No, words are a language,
It doesn't deserve such treatment"
He was steadfast. He walked a path that did not stray from the narrow one before him. True north was his guiding star. But the war had done things to him; things that no one could fix. He had deemed himself broken and incurable for the rest of his meaningless existence.
So what had he seen in him that no one else had apparently seen before? He wasn't clever, or special, or any adjective he characterized him in any sense. He was ordinary, plain, boring.
But he was not blind. He did not choose what he wanted to see. He saw facts, categorized them, and stored them away for further use. He saw the truth in everything. So why had he never seen those things in himself? What had caused him to see these hidden qualities, and what had caused him to follow him into his world of orderly chaos and hectic methods?
"And all my stumbling phrases,
Never amounted to anything worth this feeling,
All this heaven,
Never could describe such a feeling"
"John?"
"Hm?"
"Do I love you?"
"I think you've got the wording wrong there, Sherlock."
"I meant it like that. I know the conventional phrasing refers to one person asking the other if they love them or not, and receiving an answer that fulfills their expectations. People only ask others if they love them if they know for certain that they do and they like hearing the affirmative, or they know the answer is negative and they just want to make sure. The act itself is tedious and it not the answer I am looking for. I want to know whether you think I love you or not"
"It's a bit more complicated than that"
"Why?"
"It just is, Sherlock."
"Try, John. For future reference and for clarity, try."
"And for science?"
"Maybe."
"I can't answer that, then."
"Then no, it's not for science."
"Not because of that."
"Why, then?"
"Because I'm not entirely sure myself."
"…"
"I don't know why you find me, of all the people in the world, remotely interesting or of any object of your enduring fascination."
"So you assume that because you don't know the reasoning behind the question, whether I love you or not doesn't make any difference?"
"That's not what I-"
"Which would then lead me to think that you don't really believe I love you at all."
"I don't think that."
"Then, by that line of thinking, you know that I love you."
"I take it back. Now it's more complicated."
"Do you require some sort of proof of my love, John? Are you so insecure in your trust in me that you choose to ignore the obvious signs and continue to doubt my feelings, however complicated and obvious they are? Fine. Here is my declaration for you, John Watson. I adore you. You induce feelings in me that I have never before been known to have. You make me want to give you the universe and everything in it, an impossible and bizarre task. You are fantastic and brilliant and even though none of this makes any sense to me yet and even though I do not deserve you, you are all of those things and I love you."
"…"
"…"
"…"
"Do you believe me now?"
"You were wrong."
"What?"
"You said you didn't deserve me. It's the other way around."

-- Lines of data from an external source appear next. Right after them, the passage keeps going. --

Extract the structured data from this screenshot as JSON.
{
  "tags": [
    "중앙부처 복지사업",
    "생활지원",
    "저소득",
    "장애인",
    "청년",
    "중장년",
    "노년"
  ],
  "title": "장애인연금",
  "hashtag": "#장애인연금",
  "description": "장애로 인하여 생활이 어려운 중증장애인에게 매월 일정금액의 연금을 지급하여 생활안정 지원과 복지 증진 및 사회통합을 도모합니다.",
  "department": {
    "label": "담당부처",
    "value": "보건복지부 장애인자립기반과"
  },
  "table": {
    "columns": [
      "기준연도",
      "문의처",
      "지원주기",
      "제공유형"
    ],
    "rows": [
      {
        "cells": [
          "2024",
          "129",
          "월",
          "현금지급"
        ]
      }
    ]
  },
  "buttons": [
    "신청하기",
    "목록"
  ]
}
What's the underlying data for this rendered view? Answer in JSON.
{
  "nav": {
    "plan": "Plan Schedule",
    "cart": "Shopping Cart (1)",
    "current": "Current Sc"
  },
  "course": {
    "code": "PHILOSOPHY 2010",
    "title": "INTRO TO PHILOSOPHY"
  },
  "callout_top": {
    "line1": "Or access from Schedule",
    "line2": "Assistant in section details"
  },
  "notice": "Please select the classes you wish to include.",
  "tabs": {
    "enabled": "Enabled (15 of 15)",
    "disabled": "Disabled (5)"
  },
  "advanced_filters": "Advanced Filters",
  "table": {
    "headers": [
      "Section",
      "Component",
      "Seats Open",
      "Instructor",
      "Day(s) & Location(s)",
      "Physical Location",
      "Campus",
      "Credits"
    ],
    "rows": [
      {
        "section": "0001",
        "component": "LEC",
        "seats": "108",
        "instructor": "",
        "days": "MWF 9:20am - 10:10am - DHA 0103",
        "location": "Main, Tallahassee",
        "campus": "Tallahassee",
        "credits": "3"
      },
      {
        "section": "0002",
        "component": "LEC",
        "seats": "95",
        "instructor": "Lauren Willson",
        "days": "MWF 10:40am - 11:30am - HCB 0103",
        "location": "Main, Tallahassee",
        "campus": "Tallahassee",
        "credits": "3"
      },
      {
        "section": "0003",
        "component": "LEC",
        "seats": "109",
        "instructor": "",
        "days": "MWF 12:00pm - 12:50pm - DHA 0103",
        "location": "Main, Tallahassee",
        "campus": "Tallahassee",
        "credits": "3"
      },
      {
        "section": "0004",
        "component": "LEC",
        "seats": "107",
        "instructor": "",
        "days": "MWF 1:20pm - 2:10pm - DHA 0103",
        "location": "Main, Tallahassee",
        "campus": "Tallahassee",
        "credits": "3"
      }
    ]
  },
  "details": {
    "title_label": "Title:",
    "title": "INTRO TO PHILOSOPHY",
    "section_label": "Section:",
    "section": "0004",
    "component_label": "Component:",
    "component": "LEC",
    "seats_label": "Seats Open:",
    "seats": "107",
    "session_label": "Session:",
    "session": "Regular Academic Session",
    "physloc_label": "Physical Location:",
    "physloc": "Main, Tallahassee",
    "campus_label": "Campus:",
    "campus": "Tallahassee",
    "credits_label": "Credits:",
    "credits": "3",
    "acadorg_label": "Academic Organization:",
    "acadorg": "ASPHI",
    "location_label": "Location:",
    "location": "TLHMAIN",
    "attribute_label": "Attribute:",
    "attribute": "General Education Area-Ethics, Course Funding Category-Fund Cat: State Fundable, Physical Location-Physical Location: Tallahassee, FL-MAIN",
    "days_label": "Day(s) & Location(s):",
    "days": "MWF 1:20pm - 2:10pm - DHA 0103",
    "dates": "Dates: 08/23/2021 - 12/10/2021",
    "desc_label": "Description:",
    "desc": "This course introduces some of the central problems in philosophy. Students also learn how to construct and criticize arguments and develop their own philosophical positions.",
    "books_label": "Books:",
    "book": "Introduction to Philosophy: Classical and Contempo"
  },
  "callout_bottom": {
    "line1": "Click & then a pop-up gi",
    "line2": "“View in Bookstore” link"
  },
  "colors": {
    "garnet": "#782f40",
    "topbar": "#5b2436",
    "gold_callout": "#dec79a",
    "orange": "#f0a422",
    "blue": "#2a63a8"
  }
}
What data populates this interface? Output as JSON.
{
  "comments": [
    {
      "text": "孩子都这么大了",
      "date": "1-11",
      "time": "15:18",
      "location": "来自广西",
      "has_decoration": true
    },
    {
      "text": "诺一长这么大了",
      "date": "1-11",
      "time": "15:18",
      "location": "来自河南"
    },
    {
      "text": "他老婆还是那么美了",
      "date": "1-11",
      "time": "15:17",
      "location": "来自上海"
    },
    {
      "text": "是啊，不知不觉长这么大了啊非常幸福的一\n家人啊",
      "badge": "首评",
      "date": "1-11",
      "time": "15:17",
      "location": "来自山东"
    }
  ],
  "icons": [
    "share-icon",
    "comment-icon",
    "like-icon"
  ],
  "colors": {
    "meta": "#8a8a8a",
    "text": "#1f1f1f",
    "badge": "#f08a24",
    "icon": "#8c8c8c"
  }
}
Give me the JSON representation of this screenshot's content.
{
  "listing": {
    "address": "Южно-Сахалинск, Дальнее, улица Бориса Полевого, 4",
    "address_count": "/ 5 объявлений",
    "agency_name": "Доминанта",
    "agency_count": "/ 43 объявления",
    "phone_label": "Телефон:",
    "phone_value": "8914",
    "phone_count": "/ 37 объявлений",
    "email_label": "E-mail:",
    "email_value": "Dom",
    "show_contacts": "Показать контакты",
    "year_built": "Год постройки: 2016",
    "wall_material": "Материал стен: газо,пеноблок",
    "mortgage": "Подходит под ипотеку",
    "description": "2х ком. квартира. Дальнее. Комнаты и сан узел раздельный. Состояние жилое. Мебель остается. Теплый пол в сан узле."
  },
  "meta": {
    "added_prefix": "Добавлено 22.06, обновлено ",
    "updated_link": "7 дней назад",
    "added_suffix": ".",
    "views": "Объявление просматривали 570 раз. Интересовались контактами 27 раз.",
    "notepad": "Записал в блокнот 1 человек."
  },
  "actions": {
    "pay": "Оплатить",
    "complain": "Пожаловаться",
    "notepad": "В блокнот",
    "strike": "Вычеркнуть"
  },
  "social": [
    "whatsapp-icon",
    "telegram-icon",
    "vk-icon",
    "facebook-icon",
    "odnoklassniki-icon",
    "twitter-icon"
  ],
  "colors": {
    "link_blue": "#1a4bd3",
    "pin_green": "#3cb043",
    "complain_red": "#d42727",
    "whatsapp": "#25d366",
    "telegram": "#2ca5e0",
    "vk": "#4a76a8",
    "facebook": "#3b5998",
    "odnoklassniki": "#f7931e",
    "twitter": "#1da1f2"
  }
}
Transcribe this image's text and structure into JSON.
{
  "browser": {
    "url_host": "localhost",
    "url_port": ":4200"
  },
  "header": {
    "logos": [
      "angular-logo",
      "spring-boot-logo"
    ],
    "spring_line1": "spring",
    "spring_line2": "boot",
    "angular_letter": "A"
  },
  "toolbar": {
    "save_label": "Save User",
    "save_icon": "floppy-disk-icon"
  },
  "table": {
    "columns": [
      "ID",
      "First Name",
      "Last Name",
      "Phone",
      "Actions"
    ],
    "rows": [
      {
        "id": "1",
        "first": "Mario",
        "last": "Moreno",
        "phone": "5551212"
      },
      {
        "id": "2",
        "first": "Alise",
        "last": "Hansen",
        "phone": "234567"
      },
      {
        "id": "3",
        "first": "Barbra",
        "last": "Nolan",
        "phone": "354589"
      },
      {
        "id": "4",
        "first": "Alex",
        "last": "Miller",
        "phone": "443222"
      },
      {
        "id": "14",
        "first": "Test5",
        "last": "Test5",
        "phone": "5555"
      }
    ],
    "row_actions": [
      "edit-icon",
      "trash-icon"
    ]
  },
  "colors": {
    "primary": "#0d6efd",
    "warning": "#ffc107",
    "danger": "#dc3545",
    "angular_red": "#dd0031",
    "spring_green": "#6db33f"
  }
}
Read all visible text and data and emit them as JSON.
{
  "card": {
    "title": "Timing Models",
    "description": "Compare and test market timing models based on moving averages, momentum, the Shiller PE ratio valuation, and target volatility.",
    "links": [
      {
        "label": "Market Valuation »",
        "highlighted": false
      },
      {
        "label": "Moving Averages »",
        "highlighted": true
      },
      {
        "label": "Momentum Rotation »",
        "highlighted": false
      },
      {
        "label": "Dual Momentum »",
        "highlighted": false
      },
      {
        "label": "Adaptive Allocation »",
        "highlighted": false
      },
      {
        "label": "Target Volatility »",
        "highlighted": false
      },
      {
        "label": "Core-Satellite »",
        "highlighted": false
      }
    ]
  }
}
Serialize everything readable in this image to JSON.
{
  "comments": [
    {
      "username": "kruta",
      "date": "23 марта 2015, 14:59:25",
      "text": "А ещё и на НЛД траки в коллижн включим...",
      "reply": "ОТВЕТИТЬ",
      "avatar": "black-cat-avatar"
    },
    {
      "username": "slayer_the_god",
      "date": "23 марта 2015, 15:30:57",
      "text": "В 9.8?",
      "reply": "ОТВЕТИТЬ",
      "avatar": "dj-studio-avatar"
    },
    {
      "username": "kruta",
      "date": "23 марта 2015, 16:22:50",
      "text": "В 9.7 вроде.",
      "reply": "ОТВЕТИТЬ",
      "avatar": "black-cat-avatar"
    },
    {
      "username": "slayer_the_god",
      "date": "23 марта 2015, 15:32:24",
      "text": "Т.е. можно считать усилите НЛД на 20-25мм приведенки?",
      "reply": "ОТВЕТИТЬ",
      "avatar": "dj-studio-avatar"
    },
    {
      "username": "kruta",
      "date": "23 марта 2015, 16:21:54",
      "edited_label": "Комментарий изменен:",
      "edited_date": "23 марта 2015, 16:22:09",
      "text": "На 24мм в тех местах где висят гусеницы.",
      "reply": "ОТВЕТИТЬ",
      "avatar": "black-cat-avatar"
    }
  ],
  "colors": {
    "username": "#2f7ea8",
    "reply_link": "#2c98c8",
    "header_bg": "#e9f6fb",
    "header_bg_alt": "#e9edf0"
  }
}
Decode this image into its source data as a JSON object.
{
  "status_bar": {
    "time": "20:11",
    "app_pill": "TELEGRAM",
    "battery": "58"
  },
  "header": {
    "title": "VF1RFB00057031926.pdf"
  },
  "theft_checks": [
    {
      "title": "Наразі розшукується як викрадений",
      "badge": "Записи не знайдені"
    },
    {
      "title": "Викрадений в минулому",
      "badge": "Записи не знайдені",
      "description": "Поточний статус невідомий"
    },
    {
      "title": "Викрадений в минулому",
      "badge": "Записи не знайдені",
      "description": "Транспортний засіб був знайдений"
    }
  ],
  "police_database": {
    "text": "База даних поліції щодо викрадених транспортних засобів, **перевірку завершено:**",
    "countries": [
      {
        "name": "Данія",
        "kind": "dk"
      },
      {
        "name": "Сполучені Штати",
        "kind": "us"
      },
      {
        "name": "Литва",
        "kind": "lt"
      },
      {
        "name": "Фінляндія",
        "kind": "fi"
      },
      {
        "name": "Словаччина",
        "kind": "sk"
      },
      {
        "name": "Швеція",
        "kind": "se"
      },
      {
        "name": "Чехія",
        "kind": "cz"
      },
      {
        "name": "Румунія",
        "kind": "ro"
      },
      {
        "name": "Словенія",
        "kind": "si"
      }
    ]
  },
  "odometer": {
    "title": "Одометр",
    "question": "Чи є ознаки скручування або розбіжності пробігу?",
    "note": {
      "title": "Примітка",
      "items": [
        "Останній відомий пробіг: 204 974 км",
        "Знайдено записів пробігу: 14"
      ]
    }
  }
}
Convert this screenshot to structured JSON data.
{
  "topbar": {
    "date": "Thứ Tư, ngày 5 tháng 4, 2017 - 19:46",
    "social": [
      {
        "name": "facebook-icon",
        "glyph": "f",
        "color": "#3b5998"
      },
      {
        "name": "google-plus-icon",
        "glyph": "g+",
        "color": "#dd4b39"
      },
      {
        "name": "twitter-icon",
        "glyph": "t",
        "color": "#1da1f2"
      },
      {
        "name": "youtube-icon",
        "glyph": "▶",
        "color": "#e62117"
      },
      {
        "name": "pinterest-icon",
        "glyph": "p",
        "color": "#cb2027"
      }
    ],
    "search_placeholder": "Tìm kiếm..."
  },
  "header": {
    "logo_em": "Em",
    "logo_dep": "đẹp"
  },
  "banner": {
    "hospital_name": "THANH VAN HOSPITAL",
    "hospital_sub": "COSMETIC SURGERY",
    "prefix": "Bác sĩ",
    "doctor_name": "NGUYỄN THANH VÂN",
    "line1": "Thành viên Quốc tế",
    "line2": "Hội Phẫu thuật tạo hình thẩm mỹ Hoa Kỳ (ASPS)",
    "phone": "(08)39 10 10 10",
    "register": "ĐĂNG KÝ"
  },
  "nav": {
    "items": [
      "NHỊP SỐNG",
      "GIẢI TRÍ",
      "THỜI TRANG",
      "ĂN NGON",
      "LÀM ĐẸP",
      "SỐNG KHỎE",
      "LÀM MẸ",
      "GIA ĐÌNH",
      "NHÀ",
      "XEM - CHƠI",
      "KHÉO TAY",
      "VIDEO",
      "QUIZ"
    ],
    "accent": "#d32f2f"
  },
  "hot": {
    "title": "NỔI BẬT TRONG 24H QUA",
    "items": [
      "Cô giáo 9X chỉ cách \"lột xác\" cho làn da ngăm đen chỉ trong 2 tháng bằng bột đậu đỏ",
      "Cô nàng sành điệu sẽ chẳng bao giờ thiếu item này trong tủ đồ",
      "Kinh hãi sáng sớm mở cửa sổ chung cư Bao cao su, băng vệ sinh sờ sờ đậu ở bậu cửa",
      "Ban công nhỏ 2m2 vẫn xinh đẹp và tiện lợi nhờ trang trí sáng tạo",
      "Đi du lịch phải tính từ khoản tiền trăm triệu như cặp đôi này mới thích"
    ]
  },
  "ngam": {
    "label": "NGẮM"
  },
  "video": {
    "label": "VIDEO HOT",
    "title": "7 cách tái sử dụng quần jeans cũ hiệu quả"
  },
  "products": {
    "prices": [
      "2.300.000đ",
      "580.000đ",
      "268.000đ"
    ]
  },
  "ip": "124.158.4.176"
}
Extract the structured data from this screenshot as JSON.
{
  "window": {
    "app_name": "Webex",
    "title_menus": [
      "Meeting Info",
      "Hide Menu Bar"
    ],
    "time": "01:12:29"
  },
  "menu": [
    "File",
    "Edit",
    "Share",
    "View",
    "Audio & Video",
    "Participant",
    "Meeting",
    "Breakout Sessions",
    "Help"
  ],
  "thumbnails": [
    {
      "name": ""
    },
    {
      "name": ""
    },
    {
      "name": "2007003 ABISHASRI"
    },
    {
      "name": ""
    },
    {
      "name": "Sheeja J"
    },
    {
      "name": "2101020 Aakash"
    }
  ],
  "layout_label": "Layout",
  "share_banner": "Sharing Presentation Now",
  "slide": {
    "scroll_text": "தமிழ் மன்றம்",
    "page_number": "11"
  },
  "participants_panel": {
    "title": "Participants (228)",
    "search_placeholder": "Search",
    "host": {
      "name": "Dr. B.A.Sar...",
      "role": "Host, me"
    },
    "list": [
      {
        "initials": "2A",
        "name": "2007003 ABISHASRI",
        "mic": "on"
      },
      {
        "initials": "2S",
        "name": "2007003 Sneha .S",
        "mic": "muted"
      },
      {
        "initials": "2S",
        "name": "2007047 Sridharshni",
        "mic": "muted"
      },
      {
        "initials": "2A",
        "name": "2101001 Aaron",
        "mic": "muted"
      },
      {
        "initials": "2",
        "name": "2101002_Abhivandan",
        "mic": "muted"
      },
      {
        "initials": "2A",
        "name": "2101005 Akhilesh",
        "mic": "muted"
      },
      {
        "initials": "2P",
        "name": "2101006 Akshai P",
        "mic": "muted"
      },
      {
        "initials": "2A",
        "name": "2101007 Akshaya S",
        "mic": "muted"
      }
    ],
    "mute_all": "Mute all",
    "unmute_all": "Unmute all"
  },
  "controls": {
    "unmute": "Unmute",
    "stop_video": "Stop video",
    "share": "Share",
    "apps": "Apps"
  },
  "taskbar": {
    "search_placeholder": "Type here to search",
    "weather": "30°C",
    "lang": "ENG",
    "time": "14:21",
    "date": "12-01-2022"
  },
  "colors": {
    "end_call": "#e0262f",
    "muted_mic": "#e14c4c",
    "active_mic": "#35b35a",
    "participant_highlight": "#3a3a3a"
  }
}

"John, I am an impossible man to deal with, as the opinion goes. My pride and my mannerisms are insufferable. You have to put up with me."
"Only because I want to."
"…"
"And you of all people should know that. You of all people cannot have missed the evident signs that whatever you feel for me I feel as well. I could go on, try to explain why I feel these things, but the facts are that you know it already."
"I've come to a conclusion, John."
"And your hypothesis is?"
"Love is hard to decipher. It can be seen as an ideal, or be made clear by a person's expressions and countenance, but love, overall, cannot be explained. How I love you, or how you love me, will never be important, and neither will why. All that matters is that love is given between us, regardless of reasoning."
"I've never known you to be so maudlin."
"I'm merely theorizing, John. I can't put it into scientific terms for fear of losing your rapt attention."
"Shut up, idiot."
"…"
"…"
"…"
"I love you."
"I am compelled to reciprocate the sentiment."
"Words were never so useful,
So I was screaming out a language that I never knew existed before."